Ogunniyi was the chief of Ifon for years before his death, his grandfather was a pioneer of Christianity in the village. The imprints of this religion made him a very Orthodox Christian. He ruled over a court and a large family. He settled disputes among the sons of the soil with an impartial mind, but he had nothing to do with Muslims and heathens. He shunned every activity that could make him fraternize with them. The eerie fire he carried in his heart towards them was very cryptic to his kinsmen and his fellow pious converts. Even in his court, no one dared to say anything profane about his religion. And with the skill of an alchemist turning steel to gold, he infected the hearts of his children.
Like the tide flowing from the sea and ebbing back into it, Ogunniyi’s fire flowed into his son. As the strength of his youth, he built a source of illumination in him to guide his path through life. The fire he thought would illuminate his path and fight off the waxy fingers of darkness from his son.

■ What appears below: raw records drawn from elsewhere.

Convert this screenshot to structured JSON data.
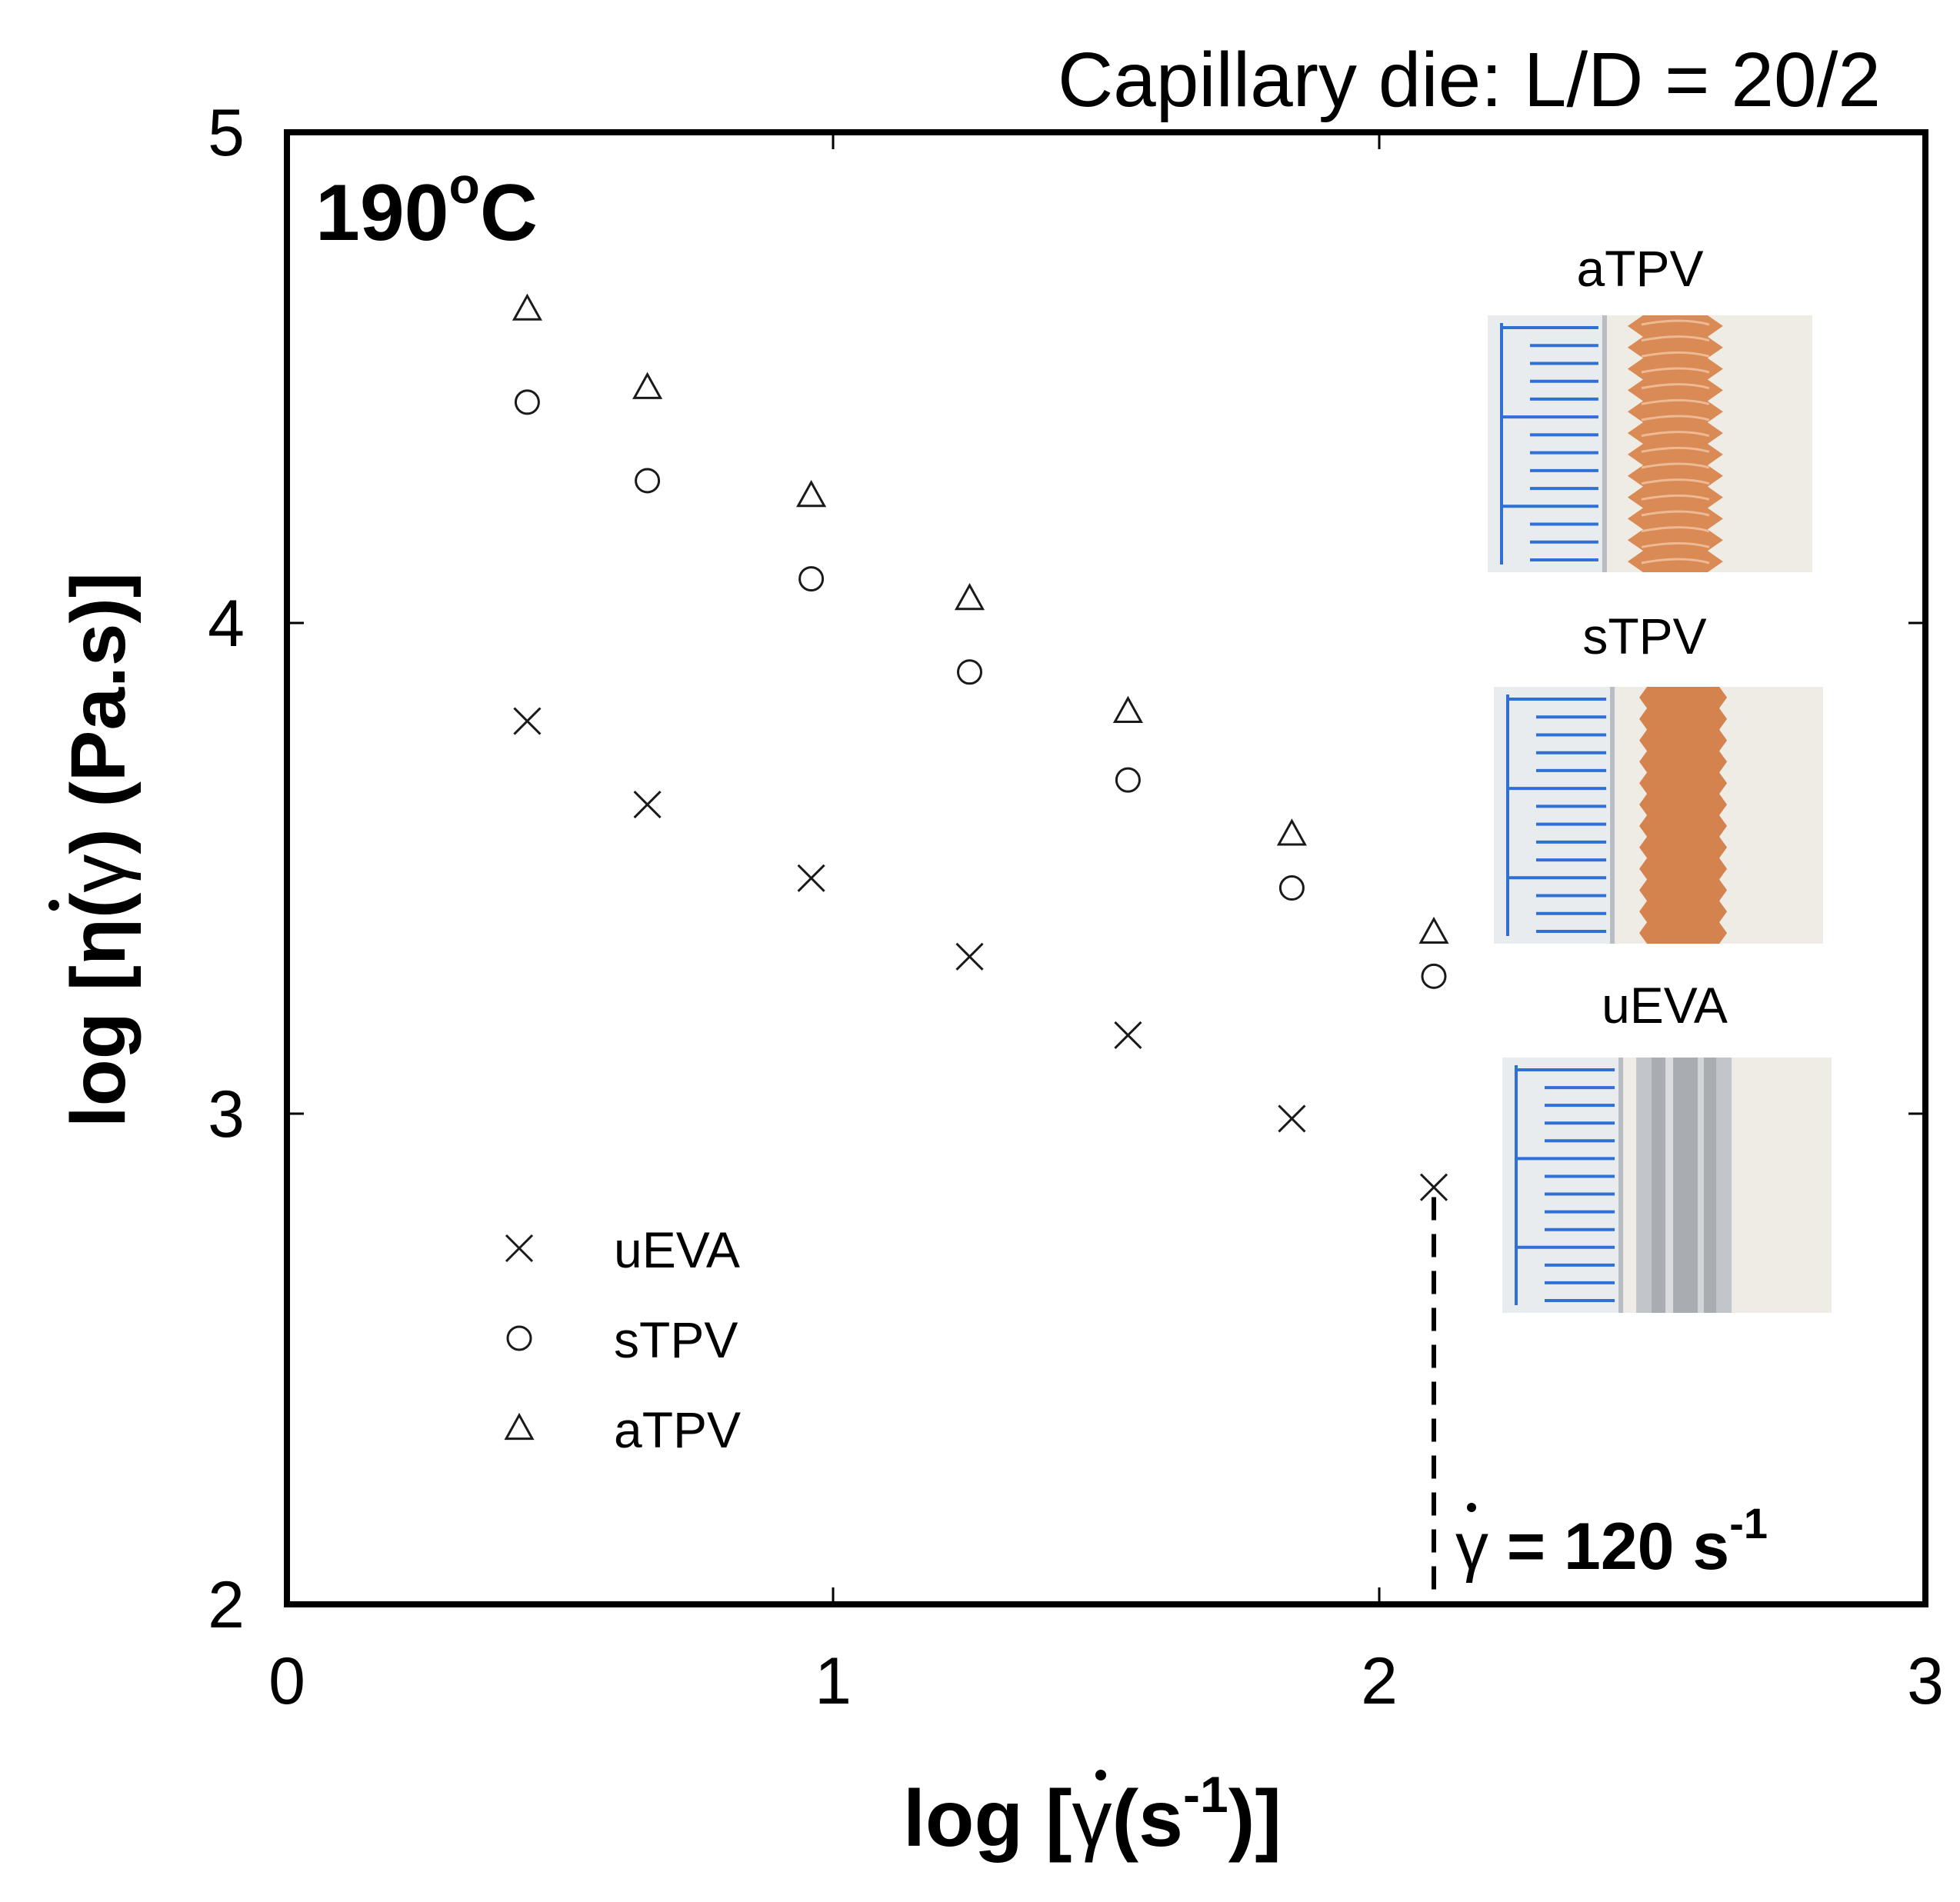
{
  "header_note": "Capillary die: L/D = 20/2",
  "temperature_label": {
    "value": "190",
    "degree": "o",
    "unit": "C"
  },
  "chart_data": {
    "type": "scatter",
    "title": "",
    "xlabel": "log [γ̇(s-1)]",
    "ylabel": "log [η(γ̇) (Pa.s)]",
    "xlabel_parts": {
      "prefix": "log [",
      "symbol": "γ",
      "paren_open": "(s",
      "exponent": "-1",
      "suffix": ")]"
    },
    "ylabel_parts": {
      "prefix": "log [η(",
      "symbol": "γ",
      "suffix": ") (Pa.s)]"
    },
    "xlim": [
      0,
      3
    ],
    "ylim": [
      2,
      5
    ],
    "xticks": [
      0,
      1,
      2,
      3
    ],
    "yticks": [
      2,
      3,
      4,
      5
    ],
    "xtick_labels": [
      "0",
      "1",
      "2",
      "3"
    ],
    "ytick_labels": [
      "2",
      "3",
      "4",
      "5"
    ],
    "grid": false,
    "legend_position": "lower-left",
    "series": [
      {
        "name": "uEVA",
        "marker": "x",
        "x": [
          0.44,
          0.66,
          0.96,
          1.25,
          1.54,
          1.84,
          2.1
        ],
        "y": [
          3.8,
          3.63,
          3.48,
          3.32,
          3.16,
          2.99,
          2.85
        ]
      },
      {
        "name": "sTPV",
        "marker": "circle",
        "x": [
          0.44,
          0.66,
          0.96,
          1.25,
          1.54,
          1.84,
          2.1
        ],
        "y": [
          4.45,
          4.29,
          4.09,
          3.9,
          3.68,
          3.46,
          3.28
        ]
      },
      {
        "name": "aTPV",
        "marker": "triangle",
        "x": [
          0.44,
          0.66,
          0.96,
          1.25,
          1.54,
          1.84,
          2.1
        ],
        "y": [
          4.64,
          4.48,
          4.26,
          4.05,
          3.82,
          3.57,
          3.37
        ]
      }
    ],
    "annotation": {
      "x": 2.1,
      "y_from": 2.0,
      "y_to": 2.83,
      "style": "dashed",
      "label_symbol": "γ",
      "label_text": " = 120 s",
      "label_exponent": "-1"
    },
    "insets": [
      {
        "label": "aTPV",
        "extrudate_color": "#d98a55",
        "surface": "rough"
      },
      {
        "label": "sTPV",
        "extrudate_color": "#d4834f",
        "surface": "slightly-rough"
      },
      {
        "label": "uEVA",
        "extrudate_color": "#a9acb0",
        "surface": "smooth"
      }
    ]
  },
  "colors": {
    "axis": "#000000",
    "marker": "#1a1a1a",
    "ruler_ink": "#2f6fd6",
    "ruler_paper": "#e9ecef",
    "background_photo": "#efece6"
  }
}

He believed his son would embrace his illumination and detest the darkness, the herald of the abyss, the abyss of the outer world of Muslims and heathens. Since life speaks in vague languages and signs, archaic and arcane signs that only the conscious could decipher.
These conscious minds stoic and simple are the ones who could understand that in the universe of a babel of minds, accepting others is the true definition of a man with sapience strong enough to walk through life; even as a pious being.
Growing up Alade was astonished at his father’s misanthropical lifestyle towards Muslims and heathens in his jurisdiction. His hands were always outstretched towards the needy but not to non-believers but he was too illuminated to see the pitch darkness at the end of the path he was threading, he was choked by his father’s stewardship of illumination, the illumination he had begun to have a lust for. He was lost to his father’s enigma. But in the middle of spiralling towards the fountain springing with fulgent fire that flowed from the estuary of his father’s blind hate, he fell
into a moment of reminisce.
He began to see that the path that he thought was leading to the treasury of illuminated sapience was a fjord he would fall from into a gulf of pain and inhumane lifestyle if does not disembark.
Ogunniyi was too blind with his stewardship to notice that his son wasn’t illuminated but was burnt like the Phoenix and returned a different being. Many years after Ogunniyi’s death, his son took the rein of the rulership of the kingdom and he treated everyone as equal because having hateful sapience about others is not a source of power for leadership.